L'origine de l'utilisation des fĂ»ts de bourbon pour vieillissement du rhum doit ĂȘtre recherchĂ©e Ă  l'Ăšre de la prohibition aux États-Unis. En fait, de 1920 Ă  1933 avec le 18e amendement, toutes les boissons alcoolisĂ©es ont Ă©tĂ© interdites, y compris le bourbon, dont les producteurs se sont retrouvĂ©s avec une Ă©norme quantitĂ© de fĂ»ts inutilisables.

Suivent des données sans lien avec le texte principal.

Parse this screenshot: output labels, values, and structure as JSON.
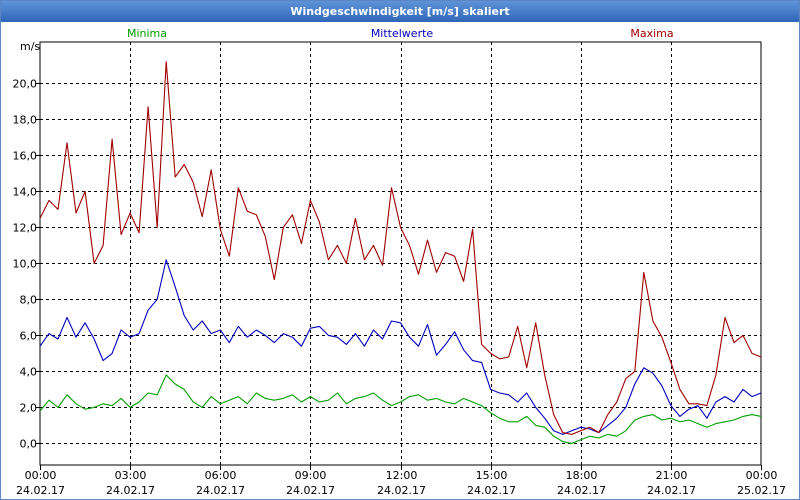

Un avantage pour les premiers distillateurs qui ont eu la belle idĂ©e de faire vieillir leur rhum dans le pays d'origine (dĂ©but XXe siĂšcle), comme les pionniers Jacques Bally, Depaz, Saint-James et ClĂ©ment.


MĂȘme aprĂšs la fin de la Prohibition cette source d'approvisionnement en barriques d'une capacitĂ© comprise entre 180 et 250 l est restĂ©e: la distance et les coĂ»ts liĂ©s au transport sont rĂ©duits, la complĂ©mentaritĂ© de l'utilisation des barriques assure une revalorisation du chĂȘne amĂ©ricain (premier producteur mondial de chĂȘne) sans dĂ©pendre des coĂ»ts Ă©levĂ©s d'importation de fĂ»ts français (deuxiĂšme producteur mondial de fĂ»ts de chĂȘne et 1er de fĂ»ts).